Lea Nyland is a young womenswear brand that plays with familiarity on a twist, aiming to evoke curiosity by reshaping traditional’s or something that already exists. Using textures and experimental construction with a quiet color palette as the base, Lea Nyland is an artistic anti-glam brand with focus on experimentation, volume and layers. It borrows from menswear and translates it into feminine vibes looking to empower women through comfort and style. The long-term goal is to incorporate sustainability into it core business.
Tell us a little bit about yourself and what you do. My name is Lea Nyland, and I am a part Danish/part Norwegian fashion designer. I have always travelled a lot but ended up studying, graduating and working in Barcelona, Spain for almost 4 years before coming out to Dallas. I would say that what I do is observing. Everything I do is very visual, and that is how I am stimulated and excited. Traveling helps that stimulation.
How did your interest in art or fashion begin? I have always been very tactile, and my mother used to tell me that when I was a small child and she needed to shut me up, she would just stick a piece of silk or fur in my hands, and I would almost go into a trance. I was 5 the first time I sat down in front of a sewing machine, so I think my interest has always been there. All the women on my Norwegian side of the family has through generations always had some relation to the craft. My dad also used to do fashion photography.
If you had to explain your work or brand to a stranger, what would you say? I would say that my work experiments with volume and unexpected elements up against familiarity. My work is very focused on a 3D experience, and I try to activate curiosity from front to back. For further explanation I would hand them one of my pieces to investigate – I would want them to touch, feel, drag and pull.
What materials do you use in your work and what is your process like? I love working with natural fibers in general. Some delicious cotton poplin, felted wool, cashmeres, angora or for example a simple silk voile. I find that these materials feel good in my hands. My process is very different, but mostly starts with a raw sketch of the silhouette or the volume I would like to achieve, and then once I have the fabrics in my hands and I start to cut and construct the idea comes to live again, and ends up as an interpretation of the original idea.
What artists or designers are you interested in right now? I think what Galliano is doing for Margiela right now is super interesting. I have always been drawn to his type of story telling. But I have also always enjoyed Kawakubus and Yamamotos aesthetic. Furthermore I think what Gvasalia is doing for Balenciaga and so many other brands right now is exciting. And finally, since I am Scandinavian, I am a true fan of Acne.
Last collection you saw that stuck out to you? Delpozo PF17. Their color combinations and sense for detail just blows my mind.

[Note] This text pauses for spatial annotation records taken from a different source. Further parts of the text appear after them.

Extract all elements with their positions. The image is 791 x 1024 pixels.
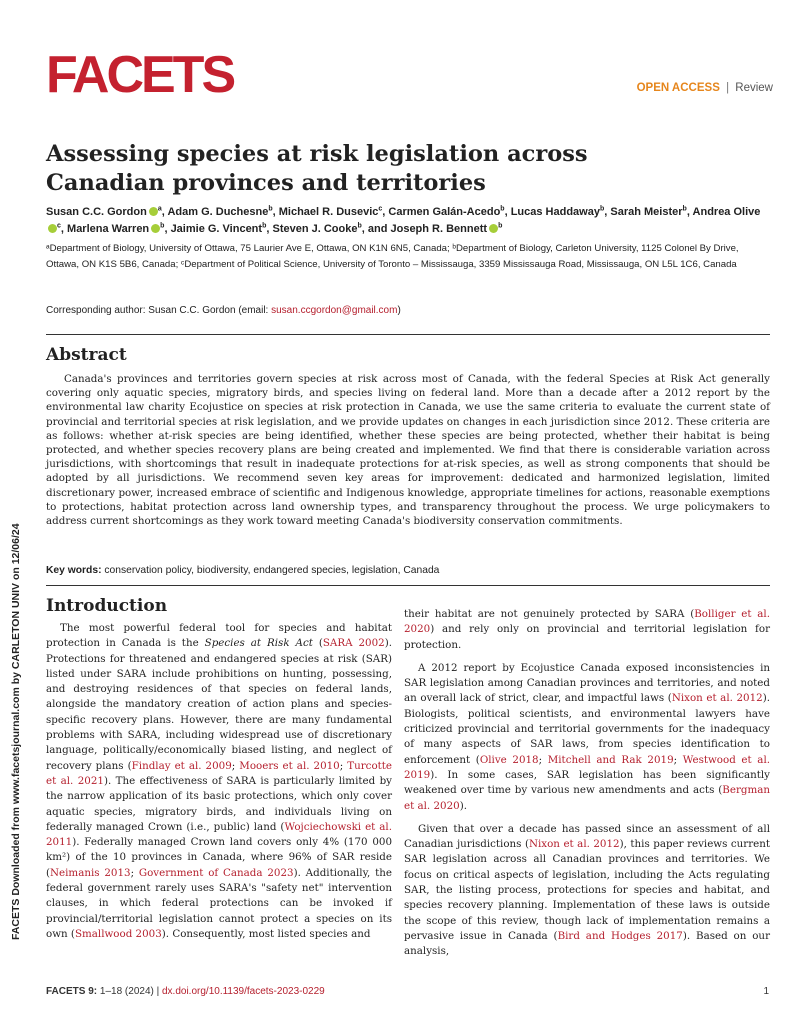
keywords-label: Key words: — [46, 565, 102, 576]
body-text: ; — [339, 759, 348, 772]
open-access-label: OPEN ACCESS — [636, 82, 720, 94]
abstract-text: Canada's provinces and territories govern species at risk across most of Canada, with the federal Species at Risk Act generally covering only aquatic species, migratory birds, and species living on federal land. More than a decade after a 2012 report by the environmental law charity Ecojustice on species at risk protection in Canada, we use the same criteria to evaluate the current state of provincial and territorial species at risk legislation, and we provide updates on changes in each jurisdiction since 2012. These criteria are as follows: whether at-risk species are being identified, whether these species are being protected, whether their habitat is being protected, and whether species recovery plans are being created and implemented. We find that there is considerable variation across jurisdictions, with shortcomings that result in inadequate protections for at-risk species, as well as strong components that should be adopted by all jurisdictions. We recommend seven key areas for improvement: dedicated and harmonized legislation, limited discretionary power, increased embrace of scientific and Indigenous knowledge, appropriate timelines for actions, reasonable exemptions to protections, habitat protection across land ownership types, and transparency throughout the process. We urge policymakers to address current shortcomings as they work toward meeting Canada's biodiversity conservation commitments. — [46, 373, 770, 528]
body-text: ). In some cases, SAR legislation has been significantly weakened over time by various new amendments and acts ( — [404, 768, 770, 797]
corresponding-author-text: Corresponding author: Susan C.C. Gordon (email: — [46, 305, 272, 316]
doi-link[interactable]: dx.doi.org/10.1139/facets-2023-0229 — [162, 986, 325, 997]
author-name: Sarah Meister — [610, 206, 683, 218]
italic-text: Species at Risk Act — [204, 637, 313, 650]
author-affiliation-marker: b — [500, 205, 505, 213]
body-text: ). — [459, 799, 467, 812]
citation-link[interactable]: Bolliger et al. 2020 — [404, 608, 770, 636]
citation-link[interactable]: Mooers et al. 2010 — [239, 759, 340, 772]
orcid-icon[interactable] — [151, 224, 160, 233]
article-type-header — [637, 82, 773, 94]
body-text: ). Additionally, the federal government rarely uses SARA's "safety net" intervention clauses, in which federal protections can be invoked if provincial/territorial legislation cannot protect a species on its own ( — [46, 866, 392, 940]
author-affiliation-marker: b — [262, 222, 267, 230]
author-affiliation-marker: b — [268, 205, 273, 213]
body-text: ). The effectiveness of SARA is particularly limited by the narrow application of its basic protections, which only cover aquatic species, migratory birds, and individuals living on federally managed Crown (i.e., public) land ( — [46, 774, 392, 833]
author-name: Andrea Olive — [692, 206, 761, 218]
affiliations: ᵃDepartment of Biology, University of Ottawa, 75 Laurier Ave E, Ottawa, ON K1N 6N5, Canada; ᵇDepartment of Biology, Carleton University, 1125 Colonel By Drive, Ottawa, ON K1S 5B6, Canada; ᶜDepartment of Political Science, University of Toronto – Mississauga, 3359 Mississauga Road, Mississauga, ON L5L 1C6, Canada — [46, 243, 739, 270]
citation-link[interactable]: Nixon et al. 2012 — [671, 692, 763, 705]
author-name: Steven J. Cooke — [272, 223, 358, 235]
citation-link[interactable]: SARA 2002 — [322, 637, 385, 650]
citation-link[interactable]: Neimanis 2013 — [50, 866, 131, 879]
footer-pages: 1–18 (2024) | — [97, 986, 162, 997]
body-text: A 2012 report by Ecojustice Canada exposed inconsistencies in SAR legislation among Canadian provinces and territories, and noted an overall lack of strict, clear, and impactful laws ( — [404, 661, 770, 705]
citation-link[interactable]: Bergman et al. 2020 — [404, 784, 770, 812]
author-affiliation-marker: c — [378, 205, 383, 213]
citation-link[interactable]: Government of Canada 2023 — [138, 866, 294, 879]
author-affiliation-marker: b — [357, 222, 362, 230]
header-separator: | — [726, 82, 730, 94]
orcid-icon[interactable] — [48, 224, 57, 233]
keywords-text: conservation policy, biodiversity, endangered species, legislation, Canada — [101, 565, 440, 576]
section-divider — [46, 585, 770, 586]
author-affiliation-marker: b — [599, 205, 605, 213]
body-text: ). Protections for threatened and endangered species at risk (SAR) listed under SARA include prohibitions on hunting, possessing, and destroying residences of that species on federal lands, alongside the mandatory creation of action plans and species-specific recovery plans. However, there are many fundamental problems with SARA, including widespread use of discretionary language, politically/economically biased listing, and neglect of recovery plans ( — [46, 637, 392, 772]
body-text: ). Biologists, political scientists, and environmental lawyers have criticized provincial and territorial governments for the inadequacy of many aspects of SAR laws, from species identification to enforcement ( — [404, 692, 770, 766]
citation-link[interactable]: Bird and Hodges 2017 — [557, 929, 683, 942]
introduction-right-column — [404, 607, 770, 960]
corresponding-author — [46, 305, 766, 316]
introduction-paragraph — [404, 607, 770, 653]
article-title: Assessing species at risk legislation across Canadian provinces and territories — [46, 141, 588, 196]
author-list: Susan C.C. Gordon $^a$, Adam G. Duchesne$^b$, Michael R. Dusevic$^c$, Carmen Galán-Acedo$^b$, Lucas Haddaway$^b$, Sarah Meister$^b$, Andrea Olive$^c$, Marlena Warren $^b$, Jaimie G. Vincent$^b$, Steven J. Cooke$^b$, and Joseph R. Bennett $^b$ — [46, 205, 761, 235]
author-affiliation-marker: b — [160, 222, 165, 230]
author-affiliation-marker: b — [498, 222, 503, 230]
body-text: The most powerful federal tool for species and habitat protection in Canada is the — [46, 622, 392, 650]
logo-text: FACETS — [46, 46, 234, 104]
body-text: ). Federally managed Crown land covers only 4% (170 000 km²) of the 10 provinces in Canada, where 96% of SAR reside ( — [46, 836, 392, 879]
article-type-label: Review — [735, 82, 773, 94]
author-name: Joseph R. Bennett — [390, 223, 488, 235]
introduction-paragraph — [404, 661, 770, 814]
body-text: Given that over a decade has passed since an assessment of all Canadian jurisdictions ( — [404, 822, 770, 851]
author-name: Adam G. Duchesne — [167, 206, 269, 218]
download-watermark-text: FACETS Downloaded from www.facetsjournal.com by CARLETON UNIV on 12/06/24 — [10, 523, 22, 940]
author-name: Lucas Haddaway — [510, 206, 600, 218]
body-text: ) and rely only on provincial and territorial legislation for protection. — [404, 623, 770, 651]
introduction-paragraph — [404, 822, 770, 960]
citation-link[interactable]: Turcotte et al. 2021 — [46, 759, 393, 787]
abstract-heading: Abstract — [46, 345, 127, 365]
author-affiliation-marker: b — [682, 205, 687, 213]
citation-link[interactable]: Findlay et al. 2009 — [131, 759, 232, 772]
author-name: Susan C.C. Gordon — [46, 206, 147, 218]
body-text: ; — [673, 753, 683, 766]
corresponding-suffix: ) — [397, 305, 401, 316]
keywords — [46, 565, 770, 576]
facets-logo — [46, 44, 234, 104]
orcid-icon[interactable] — [489, 224, 498, 233]
citation-link[interactable]: Westwood et al. 2019 — [404, 753, 771, 781]
author-name: Carmen Galán-Acedo — [388, 206, 501, 218]
introduction-heading: Introduction — [46, 596, 168, 616]
body-text: ; — [538, 753, 548, 766]
body-text: ( — [312, 637, 323, 650]
body-text: ; — [130, 866, 139, 879]
body-text: ; — [231, 759, 240, 772]
corresponding-email-link[interactable]: susan.ccgordon@gmail.com — [271, 305, 398, 316]
page-footer — [46, 986, 325, 997]
author-affiliation-marker: c — [57, 222, 61, 230]
author-name: Michael R. Dusevic — [278, 206, 379, 218]
section-divider — [46, 334, 770, 335]
citation-link[interactable]: Mitchell and Rak 2019 — [547, 753, 674, 766]
body-text: ). Consequently, most listed species and — [161, 927, 371, 940]
body-text: ). Based on our analysis, — [404, 929, 770, 958]
body-text: ), this paper reviews current SAR legislation across all Canadian provinces and territories. We focus on critical aspects of legislation, including the Acts regulating SAR, the listing process, protections for species and habitat, and species recovery planning. Implementation of these laws is outside the scope of this review, though lack of implementation remains a pervasive issue in Canada ( — [404, 838, 771, 942]
page-number: 1 — [763, 986, 769, 997]
citation-link[interactable]: Wojciechowski et al. 2011 — [46, 820, 392, 849]
citation-link[interactable]: Olive 2018 — [479, 753, 539, 766]
introduction-paragraph — [46, 621, 392, 942]
citation-link[interactable]: Nixon et al. 2012 — [529, 838, 620, 851]
body-text: their habitat are not genuinely protected by SARA ( — [404, 608, 695, 620]
citation-link[interactable]: Smallwood 2003 — [74, 927, 162, 940]
author-name: Jaimie G. Vincent — [170, 223, 263, 235]
introduction-left-column — [46, 621, 392, 942]
orcid-icon[interactable] — [149, 207, 158, 216]
author-affiliation-marker: a — [157, 205, 162, 213]
author-name: Marlena Warren — [67, 223, 150, 235]
footer-journal: FACETS 9: — [46, 986, 98, 997]
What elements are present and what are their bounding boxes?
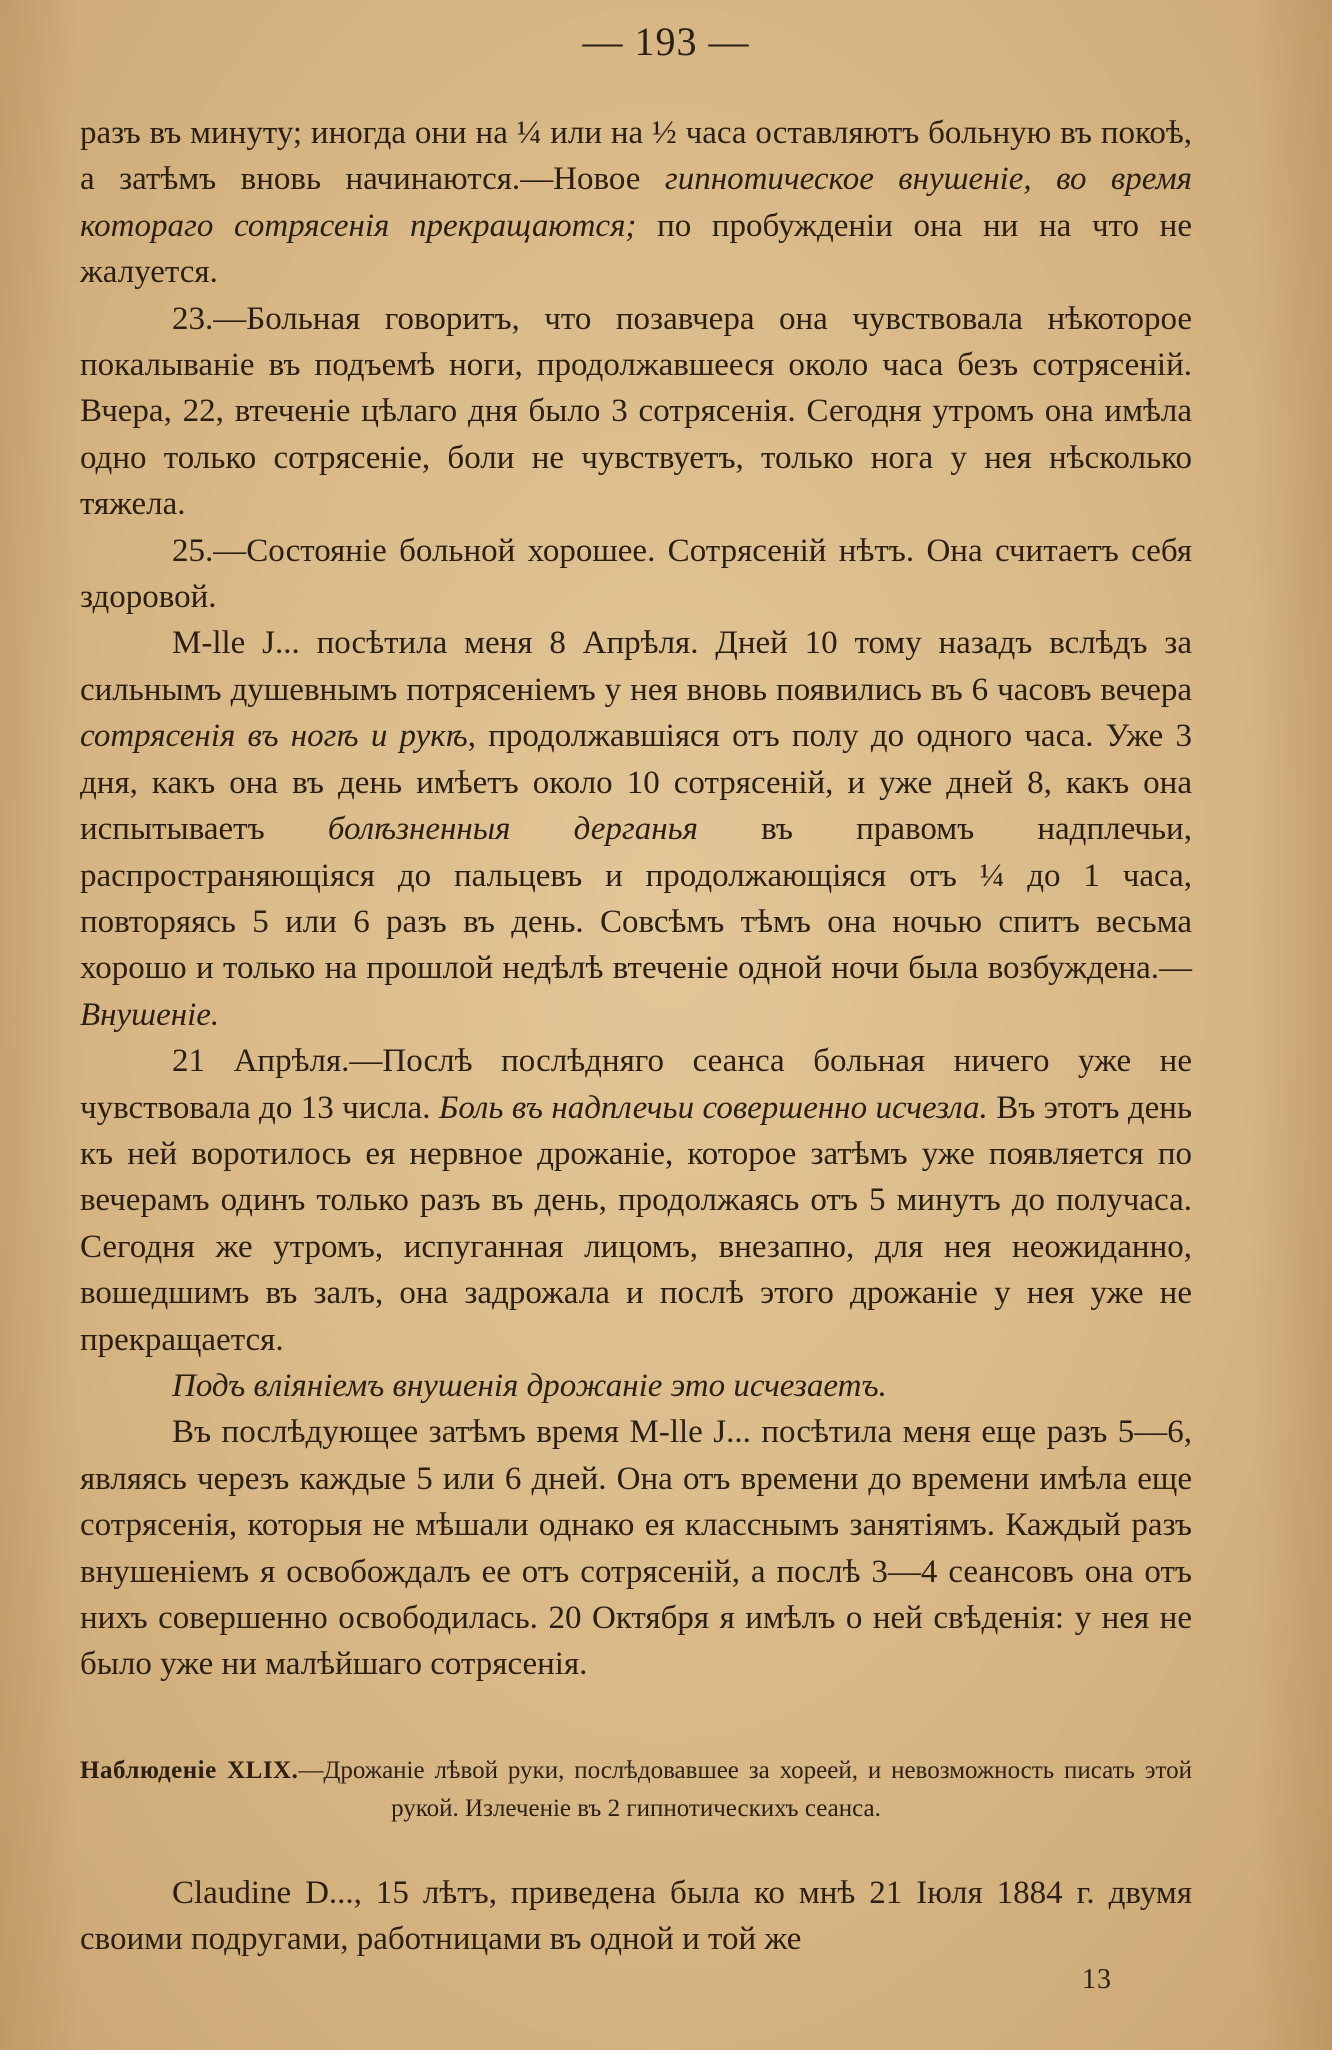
paragraph-followup: Въ послѣдующее затѣмъ время M-lle J... посѣтила меня еще разъ 5—6, являясь черезъ каждые 5 или 6 дней. Она отъ времени до времени имѣла еще сотрясенія, которыя не мѣшали однако ея класснымъ занятіямъ. Каждый разъ внушеніемъ я освобождалъ ее отъ сотрясеній, а послѣ 3—4 сеансовъ она отъ нихъ совершенно освободилась. 20 Октября я имѣлъ о ней свѣденія: у нея не было уже ни малѣйшаго сотрясенія. bbox=[80, 1414, 1192, 1683]
observation-title: Наблюденіе XLIX. bbox=[80, 1757, 299, 1784]
italic-emphasis: Боль въ надплечьи совершенно исчезла. bbox=[438, 1089, 988, 1126]
italic-emphasis: Внушеніе. bbox=[80, 996, 220, 1033]
text-run: въ правомъ надплечьи, распространяющіяся до пальцевъ и продолжающіяся отъ ¼ до 1 часа, повторяясь 5 или 6 разъ въ день. Совсѣмъ тѣмъ она ночью спитъ весьма хорошо и только на прошлой недѣлѣ втеченіе одной ночи была возбуждена.— bbox=[80, 811, 1192, 987]
paragraph-suggestion-result: Подъ вліяніемъ внушенія дрожаніе это исчезаетъ. bbox=[172, 1367, 887, 1404]
paragraph-continuation bbox=[80, 110, 1192, 296]
signature-mark: 13 bbox=[1082, 1964, 1112, 1995]
observation-heading-block bbox=[80, 1752, 1192, 1828]
text-run: M-lle J... посѣтила меня 8 Апрѣля. Дней 10 тому назадъ вслѣдъ за сильнымъ душевнымъ потрясеніемъ у нея вновь появились въ 6 часовъ вечера bbox=[80, 625, 1192, 708]
paragraph-april-21 bbox=[80, 1038, 1192, 1363]
observation-caption bbox=[80, 1752, 1192, 1828]
text-run: , продолжавшіяся отъ полу до одного часа. Уже 3 дня, какъ она въ день имѣетъ около 10 сотрясеній, и уже дней 8, какъ она испытываетъ bbox=[80, 718, 1192, 848]
text-run: разъ въ минуту; иногда они на ¼ или на ½ часа оставляютъ больную въ покоѣ, а затѣмъ вновь начинаются.—Новое bbox=[80, 115, 1192, 198]
page-number: — 193 — bbox=[582, 19, 750, 64]
text-run: Въ этотъ день къ ней воротилось ея нервное дрожаніе, которое затѣмъ уже появляется по вечерамъ одинъ только разъ въ день, продолжаясь отъ 5 минутъ до получаса. Сегодня же утромъ, испуганная лицомъ, внезапно, для нея неожиданно, вошедшимъ въ залъ, она задрожала и послѣ этого дрожаніе у нея уже не прекращается. bbox=[80, 1089, 1192, 1358]
italic-emphasis: гипнотическое внушеніе, во время котораго сотрясенія прекращаются; bbox=[80, 161, 1192, 244]
observation-description: —Дрожаніе лѣвой руки, послѣдовавшее за хореей, и невозможность писать этой рукой. Излеченіе въ 2 гипнотическихъ сеанса. bbox=[298, 1757, 1192, 1822]
text-run: по пробужденіи она ни на что не жалуется. bbox=[80, 207, 1192, 291]
paragraph-day-25: 25.—Состояніе больной хорошее. Сотрясеній нѣтъ. Она считаетъ себя здоровой. bbox=[80, 532, 1192, 616]
closing-text bbox=[80, 1870, 1192, 1963]
text-run: 21 Апрѣля.—Послѣ послѣдняго сеанса больная ничего уже не чувствовала до 13 числа. bbox=[80, 1043, 1192, 1126]
main-text bbox=[80, 110, 1192, 1688]
paragraph-april-8 bbox=[80, 620, 1192, 1038]
paragraph-claudine: Claudine D..., 15 лѣтъ, приведена была ко мнѣ 21 Іюля 1884 г. двумя своими подругами, работницами въ одной и той же bbox=[80, 1875, 1192, 1958]
italic-emphasis: болѣзненныя дерганья bbox=[327, 811, 698, 848]
italic-emphasis: сотрясенія въ ногѣ и рукѣ bbox=[80, 718, 468, 755]
paragraph-day-23: 23.—Больная говоритъ, что позавчера она чувствовала нѣкоторое покалываніе въ подъемѣ ноги, продолжавшееся около часа безъ сотрясеній. Вчера, 22, втеченіе цѣлаго дня было 3 сотрясенія. Сегодня утромъ она имѣла одно только сотрясеніе, боли не чувствуетъ, только нога у нея нѣсколько тяжела. bbox=[80, 300, 1192, 523]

What are your thoughts about the fashion scene in Dallas? Since I am quite new to Dallas, I don’t know that much about the fashion scene, but my impression is that the city itself is in growth, and that can only be creating lots of opportunities in the fashion scene as well.. My initial understanding is that there is a lot of start-ups and smaller brands that are doing quite well.
What are you really excited about right now? Right now I have some collaborations going on that I am really excited about, but I can’t say much more then that at this point.
If you hadn’t become a designer what do you think you’d be doing? Honestly, I have no idea. Maybe something like anthropology or sociology – something that would involve me observing.
Dream person to dress or style? Someone like Rihanna or Negin Mirsalehi. I think both of those women are gorgeous, kind and intelligent role-models with great taste.